There are many controversial questions that arise when the issues of abortion are discussed in the political and social arenas. Some questions that are considered are: "Should spouses be notified before a woman has an abortion?", "Should public funds be used for abortions?", "Should the rules be different in cases of sexual assault and rape?" The issue of parental consent also surfaces. There are many pro and con arguments that arise when discussing whether abortion should be legal. Many supporters of legal abortion argue that the Supreme Court has declared abortion to be "a fundamental right guaranteed by the constitution.” They also argue that allowing women to get abortions gives them control over their own bodies. In general, individuals who believe abortion should be illegal disagree. First and foremost, they believe that abortion is murder. They believe that life begins at conception. These are only a few of the many important arguments that both supporters and non-supporters voice regarding abortions.

==Adoption==

===Types of adoption===
There are two types of adoption to choose from: closed adoption and open adoption. Closed adoptions occur when the birthmother and the family adopting do not receive any information about one another, which typically happens when the birthmother wants to remain anonymous. Open adoptions occur when the birth mother and the adoptive parents do have some form of contact. In this situation, the birthmother usually selects the family based on their values, lifestyle, and religion. Sometimes the birthmother and adoptive parents will have some type of relationship, which might include visits with the child, phone calls, or pictures to update the birthmother. Birthmothers might choose this option when they want to be updated as the child grows up.

===Adoption laws===
Whether open or closed adoption is chosen, adoption is legal and binding. Every adoption must be approved by a judge in a court of law. The adoption laws differ in each state, and adoption agencies, counselors, or lawyers can give information on the laws in each state. After the baby is born, the birth mother must sign papers to terminate her rights as the parent of the child. Laws about the birth father's consent also vary from state to state.

==Choosing to parent==

===Prenatal care===
When an unplanned pregnancy occurs, women are usually placed in a difficult position - as such, it is recommended they should write down thoughts, feelings, and fears about their pregnancy options to help with their decision. If the woman decides to parent the child herself, her first step is to start prenatal care. This will ensure she and the baby stay in good health.
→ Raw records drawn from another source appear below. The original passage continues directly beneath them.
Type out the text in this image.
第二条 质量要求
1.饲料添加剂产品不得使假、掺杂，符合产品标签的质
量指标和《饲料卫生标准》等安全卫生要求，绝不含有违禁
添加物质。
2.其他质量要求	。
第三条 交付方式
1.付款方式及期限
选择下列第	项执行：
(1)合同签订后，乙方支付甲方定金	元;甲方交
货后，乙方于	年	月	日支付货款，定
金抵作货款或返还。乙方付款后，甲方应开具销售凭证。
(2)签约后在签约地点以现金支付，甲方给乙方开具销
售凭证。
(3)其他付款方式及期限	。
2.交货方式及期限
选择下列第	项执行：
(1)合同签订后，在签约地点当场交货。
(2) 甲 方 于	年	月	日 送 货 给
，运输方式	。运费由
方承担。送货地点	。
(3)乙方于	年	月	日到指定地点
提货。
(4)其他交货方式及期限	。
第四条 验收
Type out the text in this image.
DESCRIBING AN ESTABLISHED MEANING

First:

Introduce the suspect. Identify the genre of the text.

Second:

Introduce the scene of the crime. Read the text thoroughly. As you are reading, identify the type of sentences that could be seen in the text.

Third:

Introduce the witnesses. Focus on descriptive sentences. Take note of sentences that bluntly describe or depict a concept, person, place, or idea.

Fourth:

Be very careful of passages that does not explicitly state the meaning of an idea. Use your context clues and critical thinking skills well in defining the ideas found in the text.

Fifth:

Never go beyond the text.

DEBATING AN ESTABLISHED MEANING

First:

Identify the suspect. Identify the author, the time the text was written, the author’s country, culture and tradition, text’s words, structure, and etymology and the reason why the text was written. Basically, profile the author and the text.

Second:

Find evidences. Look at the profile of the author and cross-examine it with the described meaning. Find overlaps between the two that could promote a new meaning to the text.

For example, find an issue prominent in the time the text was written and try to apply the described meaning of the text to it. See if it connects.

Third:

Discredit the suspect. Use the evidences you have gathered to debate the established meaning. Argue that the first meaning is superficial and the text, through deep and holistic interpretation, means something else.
Prenatal care refers to the care that a woman receives from a health care provider, such as a doctor or midwife, during pregnancy. During the first prenatal care visit, the mother will have a full physical examination as well as a gynecological exam. Typically, for a healthy patient between the ages of 18 and 35, the expectant mother will see her doctor every four to six weeks for the first 32 weeks (8 months); from weeks 32 to 37, every two to three weeks; and from week 37 until delivery, every week.

===Lifestyle changes===
If the mother chooses to parent, doctors often encourage mothers to make positive lifestyle choices in order to prevent health problems with the unborn baby. This often includes avoiding the consumption of caffeine, alcohol, cigarettes, marijuana, other recreational drugs, some prescribed medications, and some over-the-counter remedies. The mother is also usually encouraged to maintain a healthy diet and to exercise regularly. More than 97 to 98% of babies are born healthy.

===Monetary assistance===
The U.S. Department of Health and Human Services has a program called Maternal and Child Health Bureau that coordinates medical care, support, and advice for pregnant women as well as information about health insurance. The mission of the Maternal and Child Health Bureau is to provide leadership to improve the physical and mental health, safety, and well-being of the maternal and child health population, which includes all of the nation's women, infants, children, adolescents, and their families. Medicaid and Children's Health Insurance Program are two assistance programs that aid with paying for prenatal care.